通りの反対側に渡り、チャンミンの部屋がある辺りを見上げてみたところ、明かりが漏れているようには見えない。

(留守か...)

ユノはマンションの地下駐車場に向かった。

場内を見渡しても、チャンミンの青い車はどこにもなかった。

(せんせ、どこに行ったんだよ。

電話も繋がらないし...)

ユノは駐車場のエレベータ前に腰を下ろした。

チャンミンが帰宅するまで待つつもりだったのだ。

ユノは両脚の間にがっくり頭を垂れ、目をつむった。

チャンミンの行先が思いつかないことに チャンミンのことを何も知らないことに気づかされていた。

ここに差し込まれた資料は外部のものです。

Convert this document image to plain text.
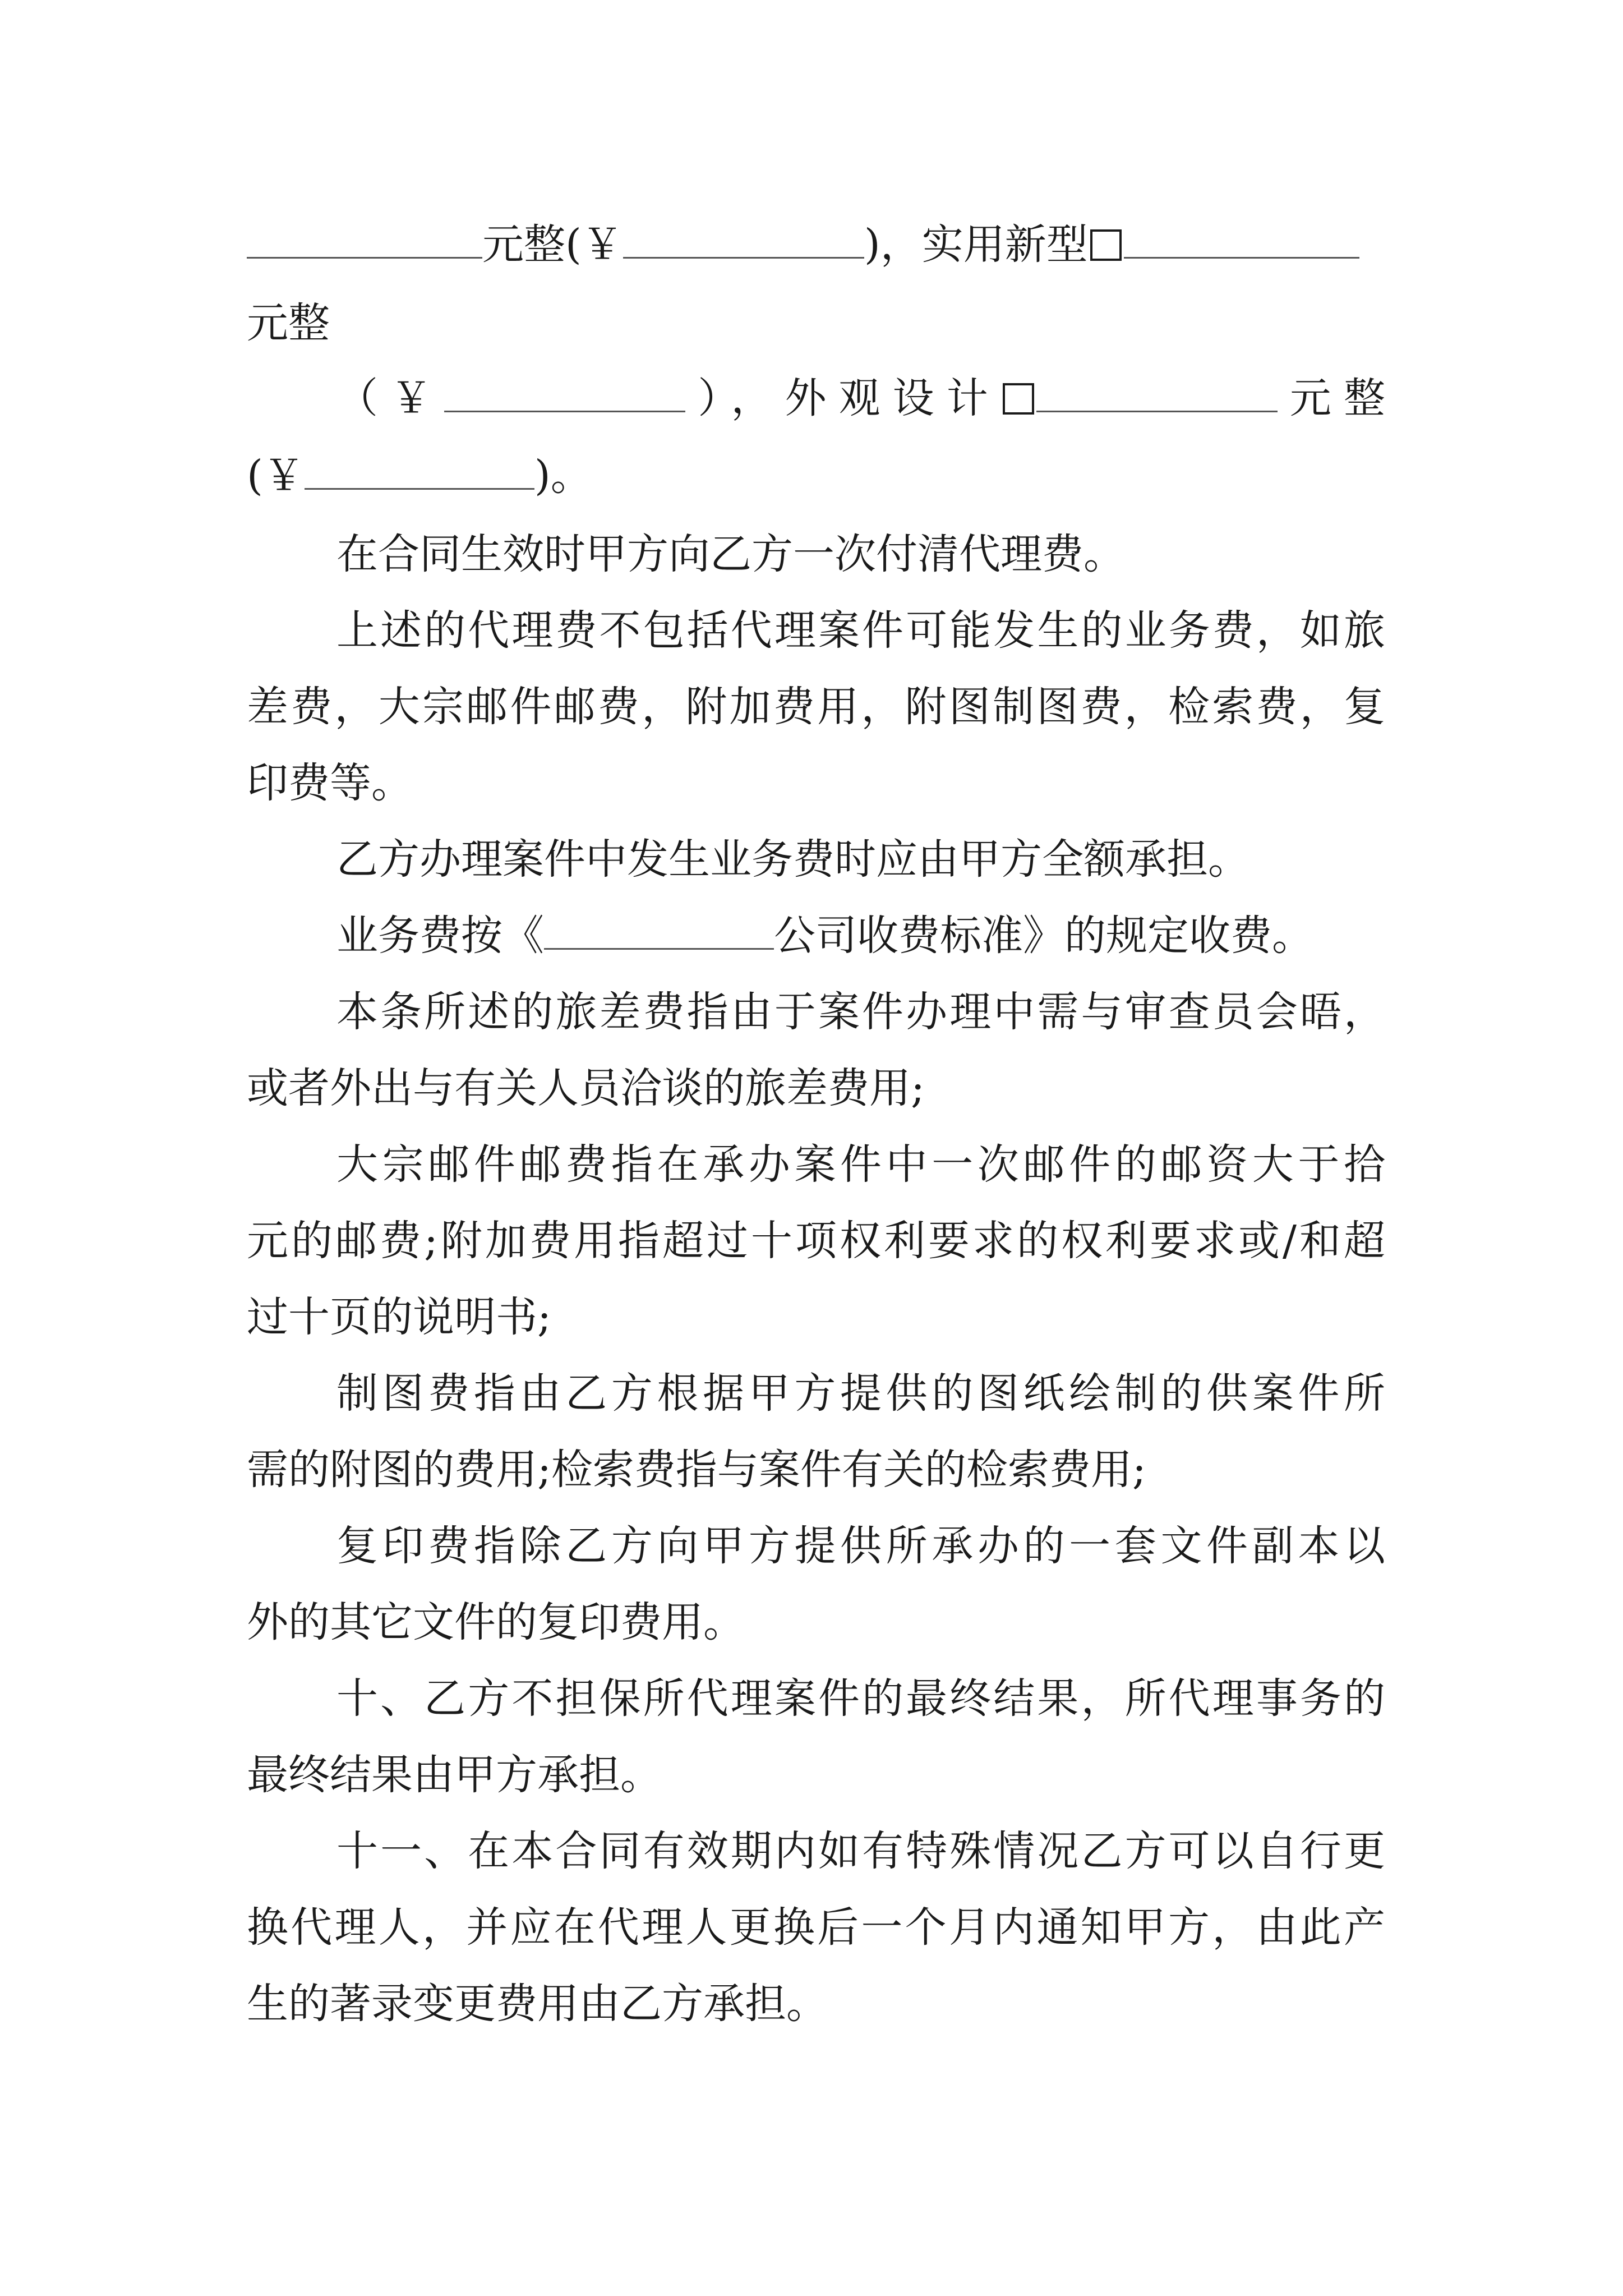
元整(￥	)，实用新型
元整
（￥	），外观设计	元整
(￥	)。
在合同生效时甲方向乙方一次付清代理费。
上述的代理费不包括代理案件可能发生的业务费，如旅
差费，大宗邮件邮费，附加费用，附图制图费，检索费，复
印费等。
乙方办理案件中发生业务费时应由甲方全额承担。
业务费按《	公司收费标准》的规定收费。
本条所述的旅差费指由于案件办理中需与审查员会晤，
或者外出与有关人员洽谈的旅差费用;
大宗邮件邮费指在承办案件中一次邮件的邮资大于拾
元的邮费;附加费用指超过十项权利要求的权利要求或/和超
过十页的说明书;
制图费指由乙方根据甲方提供的图纸绘制的供案件所
需的附图的费用;检索费指与案件有关的检索费用;
复印费指除乙方向甲方提供所承办的一套文件副本以
外的其它文件的复印费用。
十、乙方不担保所代理案件的最终结果，所代理事务的
最终结果由甲方承担。
十一、在本合同有效期内如有特殊情况乙方可以自行更
换代理人，并应在代理人更换后一个月内通知甲方，由此产
生的著录变更费用由乙方承担。
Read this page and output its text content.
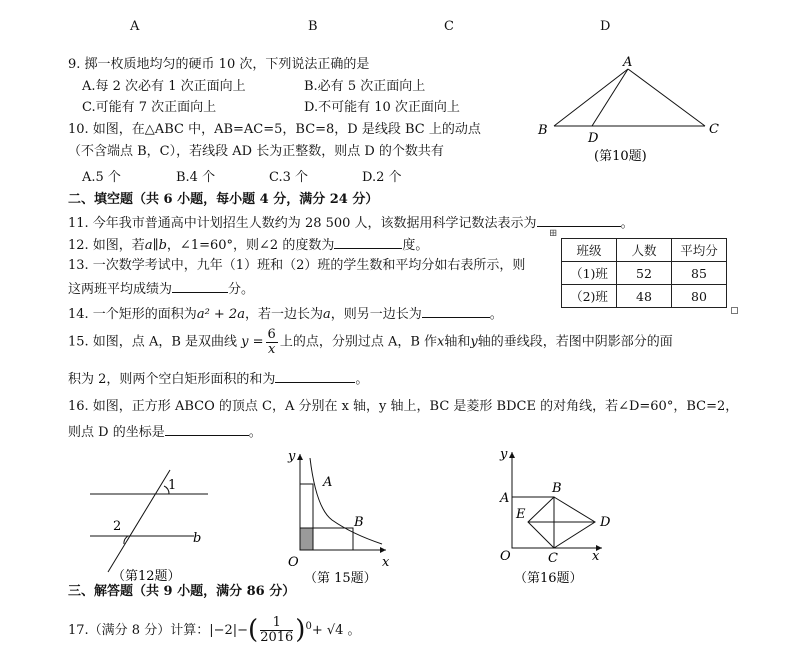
A	B	C	D
9. 掷一枚质地均匀的硬币 10 次，下列说法正确的是
A.每 2 次必有 1 次正面向上	B.必有 5 次正面向上
C.可能有 7 次正面向上	D.不可能有 10 次正面向上
10. 如图，在△ABC 中，AB=AC=5，BC=8，D 是线段 BC 上的动点
（不含端点 B，C），若线段 AD 长为正整数，则点 D 的个数共有
A.5 个	B.4 个	C.3 个	D.2 个
A
B	C
D
(第10题)
二、填空题（共 6 小题，每小题 4 分，满分 24 分）
11. 今年我市普通高中计划招生人数约为 28 500 人，该数据用科学记数法表示为	。
12. 如图，若a∥b，∠1=60°，则∠2 的度数为	度。
13. 一次数学考试中，九年（1）班和（2）班的学生数和平均分如右表所示，则
这两班平均成绩为	分。
⊞
班级	人数	平均分
（1)班	52	85
（2)班	48	80
14. 一个矩形的面积为a² + 2a，若一边长为a，则另一边长为	。
15. 如图，点 A，B 是双曲线 $y = \frac{6}{x}$ 上的点，分别过点 A，B 作x轴和y轴的垂线段，若图中阴影部分的面
积为 2，则两个空白矩形面积的和为	。
16. 如图，正方形 ABCO 的顶点 C，A 分别在 x 轴，y 轴上，BC 是菱形 BDCE 的对角线，若∠D=60°，BC=2，
则点 D 的坐标是	。
1
2
b
（第12题）
y
x
O
A
B
（第 15题）
y
x
O
A
B
C
D
E
（第16题）
三、解答题（共 9 小题，满分 86 分）
17.（满分 8 分）计算：$|-2|-( \frac{1}{2016} )^0+ √4$ 。
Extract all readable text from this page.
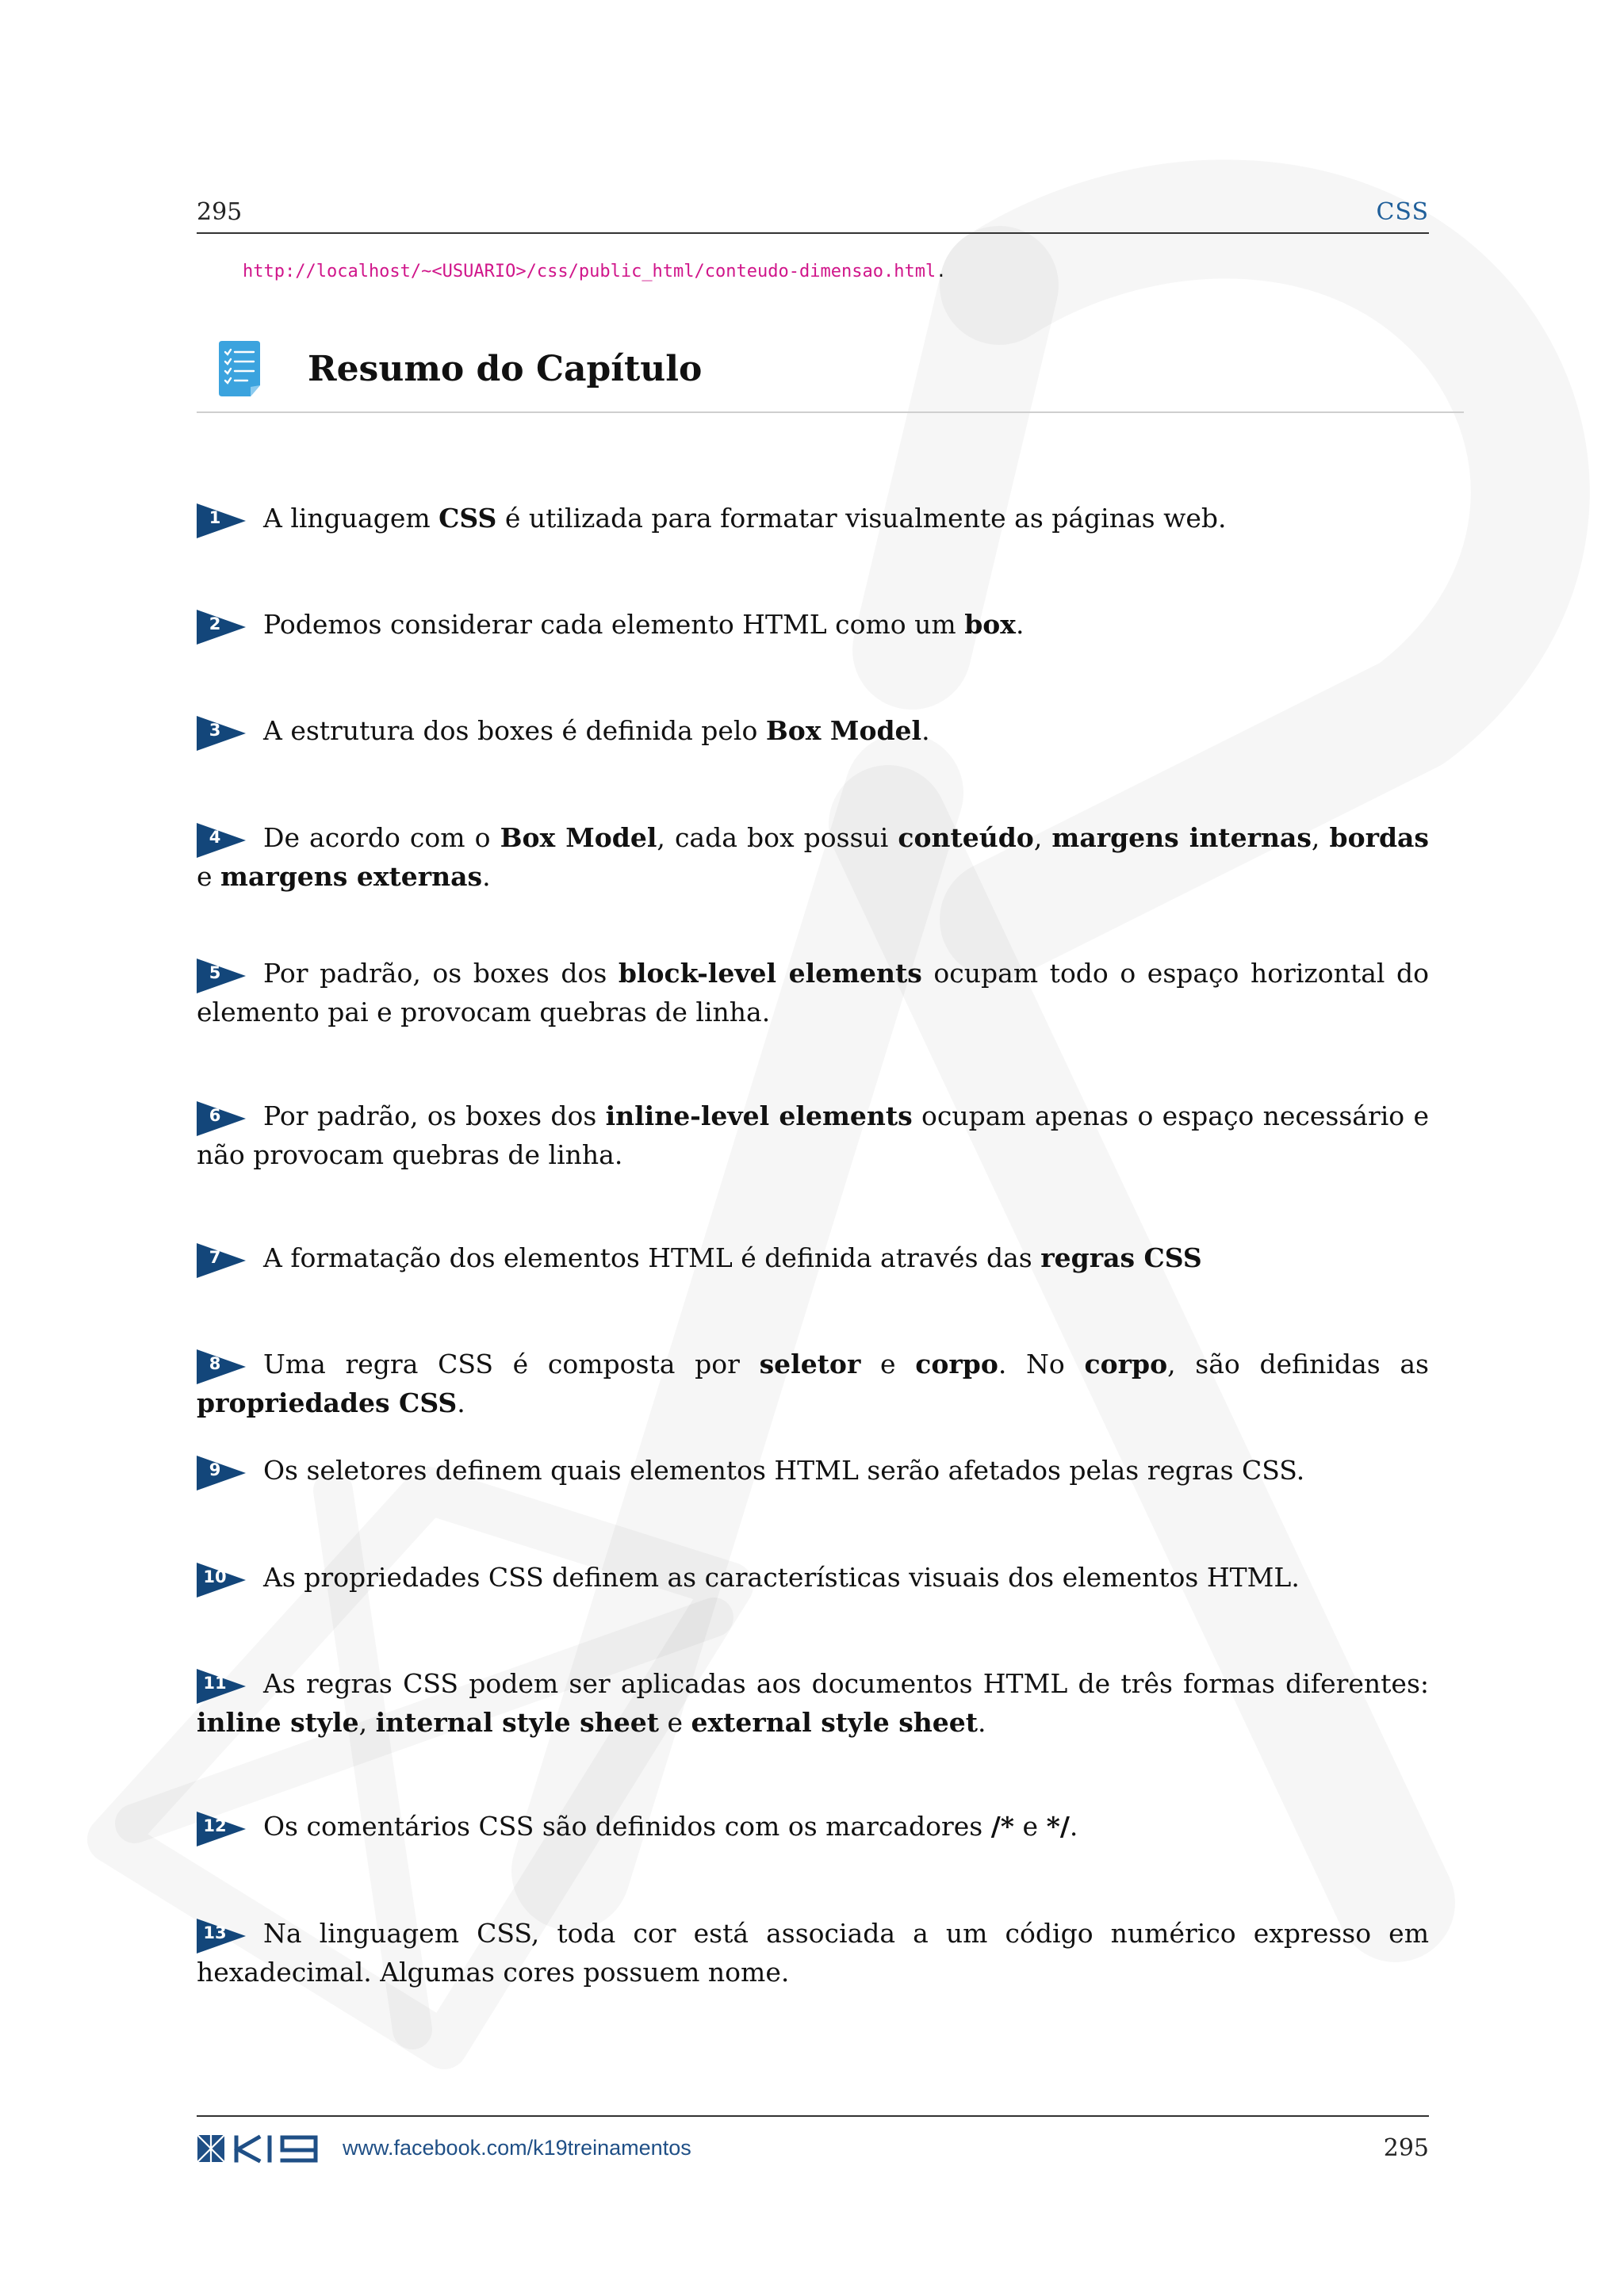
295	CSS
http://localhost/~<USUARIO>/css/public_html/conteudo-dimensao.html.
Resumo do Capítulo
1	A linguagem CSS é utilizada para formatar visualmente as páginas web.
2	Podemos considerar cada elemento HTML como um box.
3	A estrutura dos boxes é definida pelo Box Model.
4	De acordo com o Box Model, cada box possui conteúdo, margens internas, bordas e margens externas.
5	Por padrão, os boxes dos block-level elements ocupam todo o espaço horizontal do elemento pai e provocam quebras de linha.
6	Por padrão, os boxes dos inline-level elements ocupam apenas o espaço necessário e não provocam quebras de linha.
7	A formatação dos elementos HTML é definida através das regras CSS
8	Uma regra CSS é composta por seletor e corpo. No corpo, são definidas as propriedades CSS.
9	Os seletores definem quais elementos HTML serão afetados pelas regras CSS.
10 As propriedades CSS definem as características visuais dos elementos HTML.
11 As regras CSS podem ser aplicadas aos documentos HTML de três formas diferentes: inline style, internal style sheet e external style sheet.
12 Os comentários CSS são definidos com os marcadores /* e */.
13 Na linguagem CSS, toda cor está associada a um código numérico expresso em hexadecimal. Algumas cores possuem nome.
K19
www.facebook.com/k19treinamentos	295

(俺が思いつくのは、レンタルDVDショップと自動車学校...。

たったこれだけじゃん)

チャンミン宅を出てからすでに10時間が経過していた。

いい加減、寝不足の疲れがにじみ出てきたようだ。

ユノはうつらうつらしながら、チャンミンを待ち続けた。

 

 

チャンミンの車はコンビニエンスストアの駐車場に乗り入れた。

フロントガラス越しの真夏の日光がじりじりと、チャンミンの頬骨と二の腕を焼く。

喉の渇きを覚え、有料道路に入る前に飲み物を買っておこうと思ったのだ。

車から降りた時、チャンミンは目を見張った。

ちょうど店から出てきたのが、見覚えある人物だったからだ。